Dampak yang tetap melekat dan rasa tidak percaya menjadi jelas bagi para pengganti
mereka saat pertumbuhan itu melambat.
Penurunan atau perampingan merupakan ujian tertinggi bagi tingkat kepercayaan.
Akibat wajar dari prinsip pertumbuhan yang diuraikan sebelumnya adalah bahwa
penurunan atau perampingan cenderung menghancurkan lingkungan yang memiliki
rasa percaya tinggi sekalipun. Pemecatan merupakan ancaman. Bahkan setelah
pemecatan dilakukan, orang-orang yang tetap bekerja tidak lagi merasa aman dengan
pekerjaan mereka, dan para pekerja cenderung sulit untuk memercayai apa yang
dikatakan pihak manajemen.
Kepercayaan meningkatkan kekompakan. Kepercayaan membuat orang bersatu.

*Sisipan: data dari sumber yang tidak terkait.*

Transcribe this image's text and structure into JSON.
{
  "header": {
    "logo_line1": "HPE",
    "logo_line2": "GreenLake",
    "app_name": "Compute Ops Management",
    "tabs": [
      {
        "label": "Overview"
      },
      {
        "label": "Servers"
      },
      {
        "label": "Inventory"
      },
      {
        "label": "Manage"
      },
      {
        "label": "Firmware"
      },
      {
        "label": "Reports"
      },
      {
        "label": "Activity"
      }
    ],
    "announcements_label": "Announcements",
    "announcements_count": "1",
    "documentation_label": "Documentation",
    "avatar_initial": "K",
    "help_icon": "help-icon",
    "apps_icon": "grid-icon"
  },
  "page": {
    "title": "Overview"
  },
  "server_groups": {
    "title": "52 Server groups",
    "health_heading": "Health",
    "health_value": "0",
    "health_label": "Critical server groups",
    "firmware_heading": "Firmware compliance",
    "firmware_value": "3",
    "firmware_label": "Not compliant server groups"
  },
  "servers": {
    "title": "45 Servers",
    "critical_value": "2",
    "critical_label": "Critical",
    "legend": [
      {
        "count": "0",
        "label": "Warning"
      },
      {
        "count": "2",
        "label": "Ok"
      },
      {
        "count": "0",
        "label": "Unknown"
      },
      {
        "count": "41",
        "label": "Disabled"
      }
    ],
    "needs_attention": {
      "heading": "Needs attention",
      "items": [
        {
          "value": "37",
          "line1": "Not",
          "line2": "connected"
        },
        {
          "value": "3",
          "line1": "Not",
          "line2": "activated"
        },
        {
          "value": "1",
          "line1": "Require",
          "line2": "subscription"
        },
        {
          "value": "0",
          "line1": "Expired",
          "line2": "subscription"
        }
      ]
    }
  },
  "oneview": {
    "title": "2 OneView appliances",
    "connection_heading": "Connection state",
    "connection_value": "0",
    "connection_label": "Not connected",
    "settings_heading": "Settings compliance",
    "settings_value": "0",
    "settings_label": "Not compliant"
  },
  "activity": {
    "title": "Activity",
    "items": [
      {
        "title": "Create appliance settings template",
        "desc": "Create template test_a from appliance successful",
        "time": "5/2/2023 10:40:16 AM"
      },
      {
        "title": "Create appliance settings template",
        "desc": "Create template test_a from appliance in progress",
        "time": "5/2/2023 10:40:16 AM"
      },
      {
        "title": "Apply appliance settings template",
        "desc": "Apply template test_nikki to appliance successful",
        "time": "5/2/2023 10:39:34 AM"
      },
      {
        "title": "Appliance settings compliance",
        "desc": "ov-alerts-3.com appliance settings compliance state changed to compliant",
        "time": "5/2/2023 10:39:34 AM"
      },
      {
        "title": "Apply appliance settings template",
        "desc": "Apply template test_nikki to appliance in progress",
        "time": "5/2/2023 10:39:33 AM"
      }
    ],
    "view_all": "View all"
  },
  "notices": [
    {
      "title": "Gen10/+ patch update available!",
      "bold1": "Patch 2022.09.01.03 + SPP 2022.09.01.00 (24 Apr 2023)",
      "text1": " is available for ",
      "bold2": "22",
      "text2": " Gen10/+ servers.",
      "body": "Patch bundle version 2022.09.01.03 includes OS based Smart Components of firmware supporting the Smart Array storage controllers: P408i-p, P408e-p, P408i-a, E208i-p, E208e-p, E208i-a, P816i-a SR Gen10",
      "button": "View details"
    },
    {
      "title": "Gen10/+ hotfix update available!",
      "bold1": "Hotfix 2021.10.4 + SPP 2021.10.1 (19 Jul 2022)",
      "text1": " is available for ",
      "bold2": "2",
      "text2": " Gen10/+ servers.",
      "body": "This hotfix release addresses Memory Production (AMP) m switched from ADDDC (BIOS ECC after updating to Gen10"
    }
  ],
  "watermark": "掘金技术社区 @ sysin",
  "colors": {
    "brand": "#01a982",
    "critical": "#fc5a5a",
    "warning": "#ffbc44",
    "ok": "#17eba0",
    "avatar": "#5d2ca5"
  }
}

Kepercayaan berarti orang memiliki keyakinan bahwa mereka bisa saling
mengandalkan. Jika satu orang membutuhkan bantuan, orang tersebur tahu bahwa
orang lain akan membantunya. Bila dihadapkan pada masalah, para anggota
kelompok yang memiliki rasa percaya akan bekerja bersama dan bekerja keras
mencapai tujuan kelompok.
Kelompok yang tidak memiliki rasa percaya merusak dirinya sendiri. Konsekuensi
wajar dari prinsip sebelumnya adalah bila para anggota kelompok tidak saling percaya
satu sama lain, mereka akan mengalami kemunduran dan terpecah belah. Mereka
mengejar kepentingan pribadi dan cenderung curiga satu sama lain, terus menerus
waspada akan eksploitasi pihak laindan membatasi komunikasi dengan anggota lain
dalam kelompok. Tindakan-tindakan seperti ini cenderung meruntuhkan dan akan
merusak kelompok.
Ketidakpercayaan umumnya menurunkan produktivitas. Ketidakpercayaan hampir
selalu menurunkan produktivitas. Ketidakpercayaan membuat orang terfokus pada
perbedaan kepentingan para anggota, sehingga mempersulit mereka mencapai tujuan
bersama. Orang merespons dengan cara menyembunyikan informasi dan secara diam-
diam mengejar kepentingan mereka sendiri. Ketika menghadapi persoalan, karyawan
berusaha menghindar untuk berkomunikasi dengan yang lain karena cemas akan
dimanfaatkan. Iklim ketidakpercayaan cenderung mendorong bentuk-bentuk
disfungsional dari konflik dan memperlambat kerjasama.